Mike Ricci agrees that his most recent career choice might appear to represent something between an anomaly and a dichotomy.
Educated as an electrical engineer, Ricci went on to build a résumé heavily salted with management positions in the electronics industry. From Intel and JDS Uniphase to Optichron and Ikanos Communications, Ricci has earned a reputation as an executive who can promote corporate growth while exploring digital frontiers.
He has now turned to books. Real books. Words on paper.
Following the retirement of CEO Phil McMullin, the board of directors at Thrift Recycling Management hired Ricci to lead the company into and onto its next stage – which will include a total rebranding and rebirth of TRM as Discover Books.
The company, familiar for its ubiquitous book-donation bins, sells, recycles and repurposes books supplied by the public.
The company has developed software that allows it to quickly analyze the value of any given book and immediately determine whether to put it up for sale online, donate it to a literacy charity or school, or send it for recycling.
The News Tribune spoke with Ricci last week at Discover’s Lakewood processing plant.
Your résumé catalogs a career where you worked at Intel and JDSU, then grew profits at Ikanos and took Optichron from $8 million to $32 million in revenues, and then orchestrated Optichron’s sale to NetLogic Microsystems. You’ve been heavy in tech, and now, what, books?
I took some time off. I reflected. This is a software-logistics company. It is a technology company at its roots.
Also, this is a company that is philanthropic in its mission. I stood back. I wanted to make a value decision.
I wanted to do something that helps the world.
I’d sold this company (Optichron), and I looked at a lot of startups – high-tech, and TRM. So here’s this company that’s a book company. I thought I could scale it up dramatically.
Just in saving books from landfills, and if we can put books in the hands of young children, it can make a dramatic difference. I really led with my heart.
Did you come from a business background?
We had a family business, a few restaurants. At 18, I ran the business. I was the youngest. I have an appetite for that.
I started looking at TRM, I started digging into it. I was seeing that the world is all e-books, but there’s a huge (demand) for paper.
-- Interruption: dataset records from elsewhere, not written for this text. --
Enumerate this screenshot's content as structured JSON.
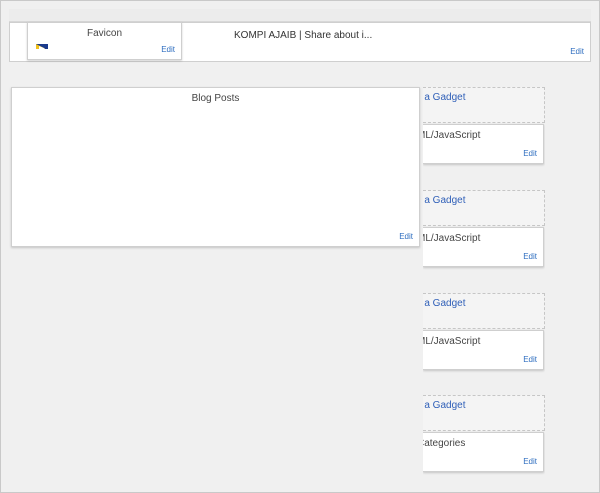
{
  "header": {
    "favicon_title": "Favicon",
    "favicon_edit": "Edit",
    "blog_title": "KOMPI AJAIB | Share about i...",
    "header_edit": "Edit"
  },
  "main": {
    "blog_posts_title": "Blog Posts",
    "blog_posts_edit": "Edit"
  },
  "sidebar": {
    "groups": [
      {
        "add_gadget": "d a Gadget",
        "widget_label": "ML/JavaScript",
        "edit": "Edit"
      },
      {
        "add_gadget": "d a Gadget",
        "widget_label": "ML/JavaScript",
        "edit": "Edit"
      },
      {
        "add_gadget": "d a Gadget",
        "widget_label": "ML/JavaScript",
        "edit": "Edit"
      },
      {
        "add_gadget": "d a Gadget",
        "widget_label": "Categories",
        "edit": "Edit"
      }
    ]
  },
  "colors": {
    "link_blue": "#2f6ec0",
    "border": "#cfcfcf",
    "canvas": "#f0f0f0"
  }
}
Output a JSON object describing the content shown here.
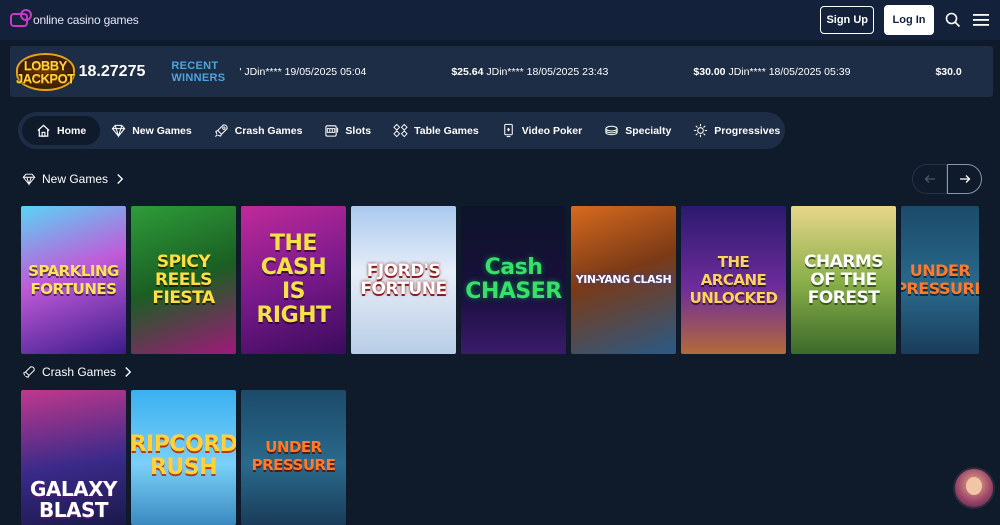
{
  "header": {
    "logo_text": "online casino games",
    "signup_label": "Sign Up",
    "login_label": "Log In"
  },
  "jackpot": {
    "badge_line1": "LOBBY",
    "badge_line2": "JACKPOT",
    "amount": "18.27275",
    "recent_winners_label": "RECENT WINNERS",
    "winners": [
      {
        "amount": "",
        "text": "' JDin**** 19/05/2025 05:04"
      },
      {
        "amount": "$25.64",
        "text": " JDin**** 18/05/2025 23:43"
      },
      {
        "amount": "$30.00",
        "text": " JDin**** 18/05/2025 05:39"
      },
      {
        "amount": "$30.0",
        "text": ""
      }
    ]
  },
  "categories": [
    {
      "label": "Home",
      "icon": "home-icon",
      "active": true
    },
    {
      "label": "New Games",
      "icon": "diamond-icon"
    },
    {
      "label": "Crash Games",
      "icon": "rocket-icon"
    },
    {
      "label": "Slots",
      "icon": "slot-machine-icon"
    },
    {
      "label": "Table Games",
      "icon": "cards-icon"
    },
    {
      "label": "Video Poker",
      "icon": "poker-icon"
    },
    {
      "label": "Specialty",
      "icon": "chips-icon"
    },
    {
      "label": "Progressives",
      "icon": "sparkle-icon"
    }
  ],
  "new_games": {
    "title": "New Games",
    "games": [
      "SPARKLING\nFORTUNES",
      "SPICY\nREELS\nFIESTA",
      "THE\nCASH\nIS\nRIGHT",
      "FJORD'S\nFORTUNE",
      "Cash\nCHASER",
      "YIN-YANG CLASH",
      "THE ARCANE\nUNLOCKED",
      "CHARMS\nOF THE\nFOREST",
      "UNDER\nPRESSURE"
    ]
  },
  "crash_games": {
    "title": "Crash Games",
    "games": [
      "GALAXY\nBLAST",
      "RIPCORD\nRUSH",
      "UNDER\nPRESSURE"
    ]
  },
  "colors": {
    "background": "#0f1a2b",
    "panel": "#1d2d45",
    "accent_blue": "#4ea4e0",
    "logo_magenta": "#c63ac8"
  }
}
We have the best software in the business. We can outperform anybody in determining the value of a book. We have a national footprint, and a philanthropic mission.
There has been some criticism that you are not a nonprofit business.
Being profitable lets us do a lot more. The scale we get from being profitable is huge.
You live in California. Will you be moving the Discover Books plant and headquarters from Lakewood?
This is the hub. We are moving to a new site (in Pierce County) for the corporate headquarters.
In your career, you’ve had to make some decisions that may not have made employees happy. How does that play into your new position?
I like to think that I’ve always been fair with people. I’m not happy about what I’ve had to do – we’ve downsized on my watch. It’s still the nature of the beast.
Companies need to reinvent themselves. This is a family-run business that has made it a long way. It’s a company that needs to go to the next level.
Are you here to make a quick turn?
I was brought in to build the company. The re- branding is important. The company just is not known. There is so much potential tied to the mission.
To me, this is a place where people really get into what they’re doing. There is a sparkle in their eye. It’s nice to be in a company where people believe in the company.
Where do we take it? To be the best in class. To build logistics using technology. We can scale more, give more, we can earn more. Scaling the company up is what is exciting to me. We have 30,000 (donation) bins in the U.S. We should be expanding.
Any negatives here?
The company has to look at the future. We were built looking in the rearview mirror. The company wants to do the right thing but doesn’t realize they are tied to the old habits. We have to change some things. Financial management. There has been a short-term focus, and not enough forecasting.
Change can be difficult to manage.
That’s one of the biggest fears for someone coming in – to a company that is resistant to change. But what we have here is a group of people who want to move ahead. There is a thirst for growing and learning.
Will you be making any personnel changes?
We’re looking at bringing in some talent, a CFO, financial management. We’ll put more focus on marketing and partnerships. What I’ve found is that people are naturally realigning themselves.
What’s been the reaction to your move among colleagues in high-tech?
One of the guys I expected to say, “You’re doing what?” said “That’s cool.” So many are burned out on high-tech.
You have to stand back. What’s our value? We seem to be using artificial means to communicate. We’re using technology to substitute for human communications. I’m proud of what I was involved in. It just wasn’t fulfilling.
Title: CEO of Discover Books.
Education: Electrical engineering degree from Stanford University.
Started at Discover Books (formerly Thrift Recycling Management): May 1.
Family: Married; one daughter and three sons.
Reading: “The DaVinci Code.”
Quote: “I’m an engineer because I like putting things together and taking things apart.”